Oil fell sharply on Wednesday and continued to drop this morning. The sell-off came after OPEC+, which is holding meetings this weekend, indicated that more supply could be coming onto the market. The group continues to unwind previous production cuts at a faster-than-expected rate, and this is yet another factor which has kept oil prices relatively contained this year. Front-month WTI briefly dropped below $63 per barrel in early trade, having approached $66 on Tuesday. 

Source: TN Trader

Attention now shifts to the weekly US inventory update from the Energy Information Administration. This had been delayed due to the US holiday on Monday. Market estimates suggest there was a drawdown of around 2 million barrels, less than the 2.4-million-barrel reduction in the previous week. For now, oil remains under pressure, with supply-side concerns firmly in focus.

Gas edges higher above $3

Natural gas prices edged higher this morning, adding to gains made on Tuesday and Wednesday. Gas has recovered quite well over the last ten days or so. It had fallen steadily over the two months from 20th June, but there is some evidence that it may have found a bottom.

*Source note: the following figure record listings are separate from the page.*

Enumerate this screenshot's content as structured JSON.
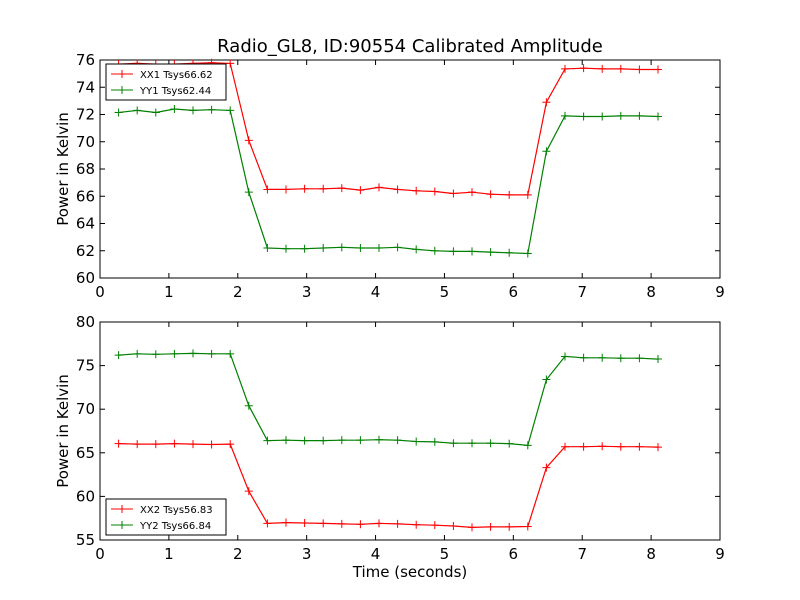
{
  "chart_data": [
    {
      "type": "line",
      "title": "Radio_GL8, ID:90554 Calibrated Amplitude",
      "xlabel": "",
      "ylabel": "Power in Kelvin",
      "xlim": [
        0,
        9
      ],
      "ylim": [
        60,
        76
      ],
      "xticks": [
        "0",
        "1",
        "2",
        "3",
        "4",
        "5",
        "6",
        "7",
        "8",
        "9"
      ],
      "yticks": [
        "60",
        "62",
        "64",
        "66",
        "68",
        "70",
        "72",
        "74",
        "76"
      ],
      "grid": false,
      "legend_position": "upper-left",
      "x": [
        0.27,
        0.54,
        0.81,
        1.08,
        1.35,
        1.62,
        1.89,
        2.16,
        2.43,
        2.7,
        2.97,
        3.24,
        3.51,
        3.78,
        4.05,
        4.32,
        4.59,
        4.86,
        5.13,
        5.4,
        5.67,
        5.94,
        6.21,
        6.48,
        6.75,
        7.02,
        7.29,
        7.56,
        7.83,
        8.1
      ],
      "series": [
        {
          "name": "XX1 Tsys66.62",
          "color": "#ff0000",
          "values": [
            75.7,
            75.75,
            75.7,
            75.7,
            75.75,
            75.8,
            75.75,
            70.1,
            66.5,
            66.5,
            66.55,
            66.55,
            66.6,
            66.45,
            66.65,
            66.5,
            66.4,
            66.35,
            66.2,
            66.3,
            66.15,
            66.1,
            66.1,
            72.9,
            75.35,
            75.4,
            75.35,
            75.35,
            75.3,
            75.3
          ]
        },
        {
          "name": "YY1 Tsys62.44",
          "color": "#008000",
          "values": [
            72.15,
            72.3,
            72.15,
            72.4,
            72.3,
            72.35,
            72.3,
            66.3,
            62.2,
            62.15,
            62.15,
            62.2,
            62.25,
            62.2,
            62.2,
            62.25,
            62.1,
            62.0,
            61.95,
            61.95,
            61.9,
            61.85,
            61.8,
            69.3,
            71.9,
            71.85,
            71.85,
            71.9,
            71.9,
            71.85
          ]
        }
      ]
    },
    {
      "type": "line",
      "title": "",
      "xlabel": "Time (seconds)",
      "ylabel": "Power in Kelvin",
      "xlim": [
        0,
        9
      ],
      "ylim": [
        55,
        80
      ],
      "xticks": [
        "0",
        "1",
        "2",
        "3",
        "4",
        "5",
        "6",
        "7",
        "8",
        "9"
      ],
      "yticks": [
        "55",
        "60",
        "65",
        "70",
        "75",
        "80"
      ],
      "grid": false,
      "legend_position": "lower-left",
      "x": [
        0.27,
        0.54,
        0.81,
        1.08,
        1.35,
        1.62,
        1.89,
        2.16,
        2.43,
        2.7,
        2.97,
        3.24,
        3.51,
        3.78,
        4.05,
        4.32,
        4.59,
        4.86,
        5.13,
        5.4,
        5.67,
        5.94,
        6.21,
        6.48,
        6.75,
        7.02,
        7.29,
        7.56,
        7.83,
        8.1
      ],
      "series": [
        {
          "name": "XX2 Tsys56.83",
          "color": "#ff0000",
          "values": [
            66.05,
            66.0,
            66.0,
            66.05,
            66.0,
            65.95,
            66.0,
            60.6,
            56.9,
            57.0,
            56.95,
            56.9,
            56.85,
            56.8,
            56.9,
            56.85,
            56.75,
            56.7,
            56.6,
            56.45,
            56.5,
            56.5,
            56.55,
            63.3,
            65.7,
            65.7,
            65.75,
            65.7,
            65.7,
            65.65
          ]
        },
        {
          "name": "YY2 Tsys66.84",
          "color": "#008000",
          "values": [
            76.2,
            76.35,
            76.3,
            76.35,
            76.4,
            76.35,
            76.35,
            70.4,
            66.4,
            66.45,
            66.4,
            66.4,
            66.45,
            66.45,
            66.5,
            66.45,
            66.3,
            66.25,
            66.1,
            66.1,
            66.1,
            66.05,
            65.85,
            73.4,
            76.05,
            75.9,
            75.9,
            75.85,
            75.85,
            75.75
          ]
        }
      ]
    }
  ]
}
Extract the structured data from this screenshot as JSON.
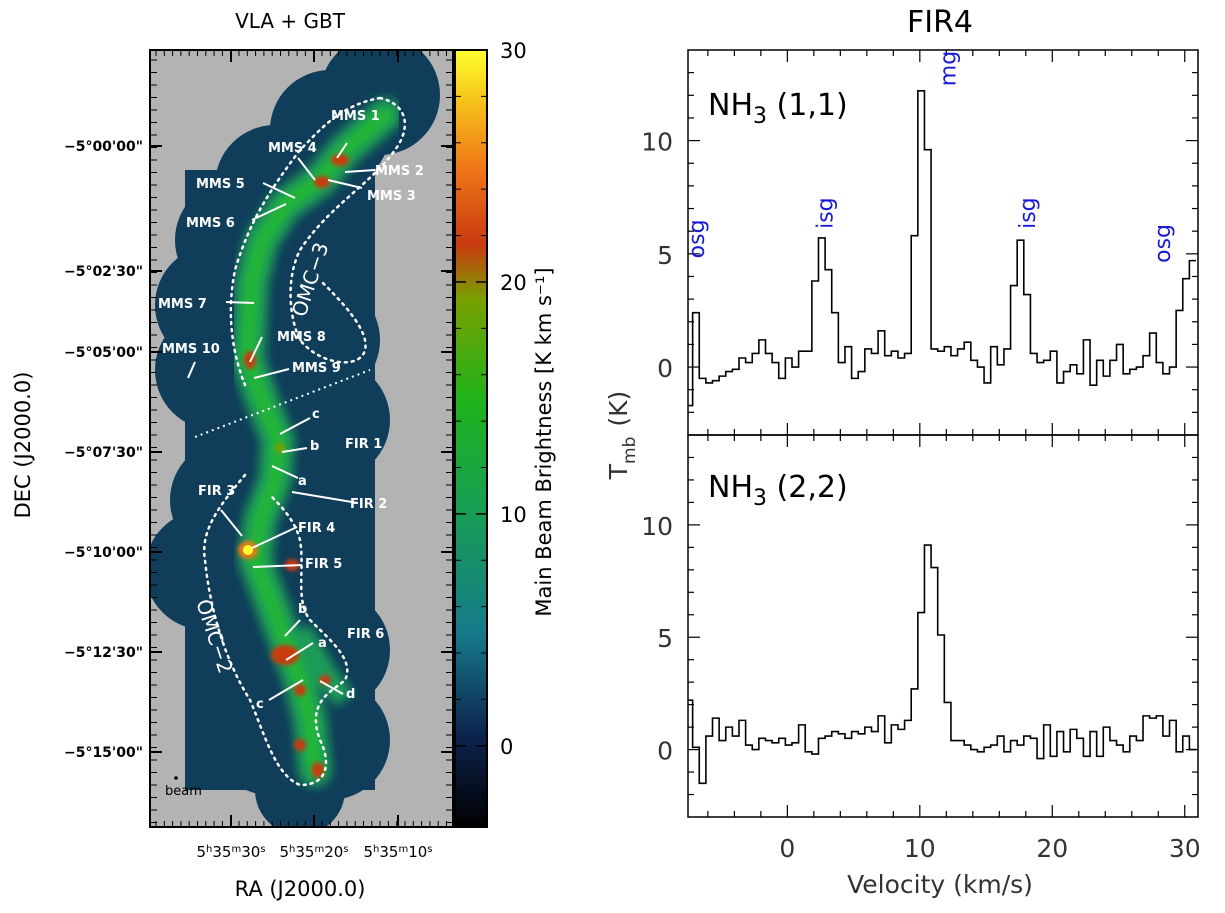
{
  "left_panel": {
    "title": "VLA + GBT",
    "xlabel": "RA (J2000.0)",
    "ylabel": "DEC (J2000.0)",
    "colorbar_label": "Main Beam Brightness  [K km s⁻¹]",
    "colorbar_ticks": [
      "30",
      "20",
      "10",
      "0"
    ],
    "ra_ticks": [
      {
        "h": "5",
        "m": "35",
        "s": "30"
      },
      {
        "h": "5",
        "m": "35",
        "s": "20"
      },
      {
        "h": "5",
        "m": "35",
        "s": "10"
      }
    ],
    "dec_ticks": [
      "−5°00'00\"",
      "−5°02'30\"",
      "−5°05'00\"",
      "−5°07'30\"",
      "−5°10'00\"",
      "−5°12'30\"",
      "−5°15'00\""
    ],
    "beam_label": "beam",
    "region_labels": {
      "omc3": "OMC−3",
      "omc2": "OMC−2"
    },
    "source_labels": {
      "mms1": "MMS 1",
      "mms2": "MMS 2",
      "mms3": "MMS 3",
      "mms4": "MMS 4",
      "mms5": "MMS 5",
      "mms6": "MMS 6",
      "mms7": "MMS 7",
      "mms8": "MMS 8",
      "mms9": "MMS 9",
      "mms10": "MMS 10",
      "fir1": "FIR 1",
      "fir2": "FIR 2",
      "fir3": "FIR 3",
      "fir4": "FIR 4",
      "fir5": "FIR 5",
      "fir6": "FIR 6",
      "c1": "c",
      "b1": "b",
      "a1": "a",
      "b2": "b",
      "a2": "a",
      "c2": "c",
      "d2": "d"
    }
  },
  "right_panel": {
    "title": "FIR4",
    "xlabel": "Velocity (km/s)",
    "ylabel": "T",
    "ylabel_sub": "mb",
    "ylabel_unit": "(K)",
    "top_label": {
      "main": "NH",
      "sub": "3",
      "rest": " (1,1)"
    },
    "bottom_label": {
      "main": "NH",
      "sub": "3",
      "rest": " (2,2)"
    },
    "annotations": {
      "osg_left": "osg",
      "isg_left": "isg",
      "mg": "mg",
      "isg_right": "isg",
      "osg_right": "osg"
    }
  },
  "chart_data": [
    {
      "type": "line",
      "title": "FIR4",
      "panel": "NH3 (1,1)",
      "xlabel": "Velocity (km/s)",
      "ylabel": "Tmb (K)",
      "xlim": [
        -7.5,
        31
      ],
      "ylim": [
        -3,
        14
      ],
      "step": true,
      "x": [
        -7.4,
        -6.9,
        -6.4,
        -5.9,
        -5.4,
        -4.9,
        -4.4,
        -3.9,
        -3.4,
        -2.9,
        -2.4,
        -1.9,
        -1.4,
        -0.9,
        -0.4,
        0.1,
        0.6,
        1.1,
        1.6,
        2.1,
        2.6,
        3.1,
        3.6,
        4.1,
        4.6,
        5.1,
        5.6,
        6.1,
        6.6,
        7.1,
        7.6,
        8.1,
        8.6,
        9.1,
        9.6,
        10.1,
        10.6,
        11.1,
        11.6,
        12.1,
        12.6,
        13.1,
        13.6,
        14.1,
        14.6,
        15.1,
        15.6,
        16.1,
        16.6,
        17.1,
        17.6,
        18.1,
        18.6,
        19.1,
        19.6,
        20.1,
        20.6,
        21.1,
        21.6,
        22.1,
        22.6,
        23.1,
        23.6,
        24.1,
        24.6,
        25.1,
        25.6,
        26.1,
        26.6,
        27.1,
        27.6,
        28.1,
        28.6,
        29.1,
        29.6,
        30.1,
        30.6
      ],
      "values": [
        -1.7,
        2.4,
        -0.5,
        -0.7,
        -0.6,
        -0.4,
        -0.2,
        -0.1,
        0.4,
        0.2,
        0.6,
        1.2,
        0.6,
        0.2,
        -0.5,
        0.4,
        0.0,
        0.7,
        0.7,
        3.8,
        5.7,
        4.3,
        2.4,
        0.2,
        0.9,
        -0.5,
        -0.2,
        0.8,
        0.6,
        1.6,
        0.5,
        0.7,
        0.4,
        0.6,
        5.8,
        12.2,
        9.6,
        0.8,
        0.7,
        0.9,
        0.5,
        0.8,
        1.1,
        0.3,
        0.0,
        -0.7,
        0.9,
        0.1,
        0.8,
        3.6,
        5.6,
        3.2,
        0.6,
        0.2,
        0.3,
        0.7,
        -0.7,
        -0.2,
        0.1,
        -0.3,
        1.2,
        -0.8,
        0.3,
        -0.4,
        0.3,
        1.0,
        -0.3,
        -0.1,
        0.0,
        0.5,
        1.5,
        0.2,
        -0.3,
        0.0,
        2.5,
        3.9,
        4.7
      ],
      "annotations": [
        {
          "text": "osg",
          "x": -6.3,
          "y": 4.8
        },
        {
          "text": "isg",
          "x": 3.4,
          "y": 6.1
        },
        {
          "text": "mg",
          "x": 12.7,
          "y": 12.4
        },
        {
          "text": "isg",
          "x": 18.7,
          "y": 6.1
        },
        {
          "text": "osg",
          "x": 28.9,
          "y": 4.6
        }
      ],
      "yticks": [
        0,
        5,
        10
      ]
    },
    {
      "type": "line",
      "panel": "NH3 (2,2)",
      "xlabel": "Velocity (km/s)",
      "ylabel": "Tmb (K)",
      "xlim": [
        -7.5,
        31
      ],
      "ylim": [
        -3,
        14
      ],
      "step": true,
      "x": [
        -7.4,
        -6.9,
        -6.4,
        -5.9,
        -5.4,
        -4.9,
        -4.4,
        -3.9,
        -3.4,
        -2.9,
        -2.4,
        -1.9,
        -1.4,
        -0.9,
        -0.4,
        0.1,
        0.6,
        1.1,
        1.6,
        2.1,
        2.6,
        3.1,
        3.6,
        4.1,
        4.6,
        5.1,
        5.6,
        6.1,
        6.6,
        7.1,
        7.6,
        8.1,
        8.6,
        9.1,
        9.6,
        10.1,
        10.6,
        11.1,
        11.6,
        12.1,
        12.6,
        13.1,
        13.6,
        14.1,
        14.6,
        15.1,
        15.6,
        16.1,
        16.6,
        17.1,
        17.6,
        18.1,
        18.6,
        19.1,
        19.6,
        20.1,
        20.6,
        21.1,
        21.6,
        22.1,
        22.6,
        23.1,
        23.6,
        24.1,
        24.6,
        25.1,
        25.6,
        26.1,
        26.6,
        27.1,
        27.6,
        28.1,
        28.6,
        29.1,
        29.6,
        30.1,
        30.6
      ],
      "values": [
        2.2,
        0.1,
        -1.5,
        0.6,
        1.4,
        0.4,
        1.0,
        0.6,
        1.3,
        0.2,
        0.0,
        0.5,
        0.4,
        0.3,
        0.5,
        0.2,
        0.3,
        1.1,
        -0.1,
        -0.2,
        0.5,
        0.6,
        0.8,
        0.7,
        0.5,
        0.8,
        0.7,
        1.0,
        0.8,
        1.5,
        0.3,
        1.1,
        0.9,
        1.3,
        2.7,
        6.1,
        9.1,
        8.1,
        5.1,
        2.1,
        0.4,
        0.4,
        0.2,
        0.0,
        -0.1,
        0.1,
        0.2,
        0.6,
        -0.1,
        0.4,
        0.2,
        0.6,
        0.5,
        -0.4,
        1.1,
        -0.3,
        0.8,
        -0.1,
        0.9,
        0.5,
        -0.3,
        0.8,
        -0.3,
        1.0,
        0.4,
        0.2,
        -0.1,
        0.6,
        0.4,
        1.5,
        1.4,
        1.5,
        0.6,
        1.3,
        -0.1,
        0.6,
        0.0
      ],
      "yticks": [
        0,
        5,
        10
      ],
      "xticks": [
        0,
        10,
        20,
        30
      ]
    }
  ]
}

The daily MACD was relatively oversold just over a week ago. But it has picked up sharply, indicating an uptick in momentum, and is approaching neutral levels. Despite this, the current action suggests the market is caught in a tug-of-war, with neither side fully in control.

Crypto slumps again

Bitcoin turned down overnight, giving back some of this week’s gains. Despite this, it has made a decent recovery overall, and, as things stand this morning, continues to trade above $110,000. Its daily MACD has started to curl up from moderately oversold conditions, suggesting that there’s still some upside momentum.

Meanwhile, Ether continues to consolidate at elevated levels, following its strong rally in the first half of August. This is helping the daily MACD to pull back from overbought levels. The longer it can consolidate above $4,000-$4,200, the more bullish sentiment should start to build.

Volatility steady at 17

The VIX has pulled back from the one-month high hit on Tuesday, which came on the back of the Wall Street sell-off. This reflects a market environment that is cautious but not yet experiencing major stress. Even so, the backdrop remains tense. With critical US labour data due out today and tomorrow, and key inflation data next week, all ahead of the Fed rate decision on 17th September, volatility could quickly resurface.

Market outlook

Financial markets appear to be back in a holding pattern ahead of Friday’s key non-farm payrolls report, with estimates currently sitting around a 75,000-payroll increase. Traders are pricing in a high probability of a Federal Reserve rate cut this month. Still, as we saw last month, payrolls can be extremely volatile, even as they remain a major influence on the Fed’s decision-making process.

The dollar remains at an inflexion point, with metals like gold and silver drawing investor attention as they test critical levels. In the near term, employment data over the next 24 hours is likely to play a central role in shaping the direction of equities, currencies and commodities alike.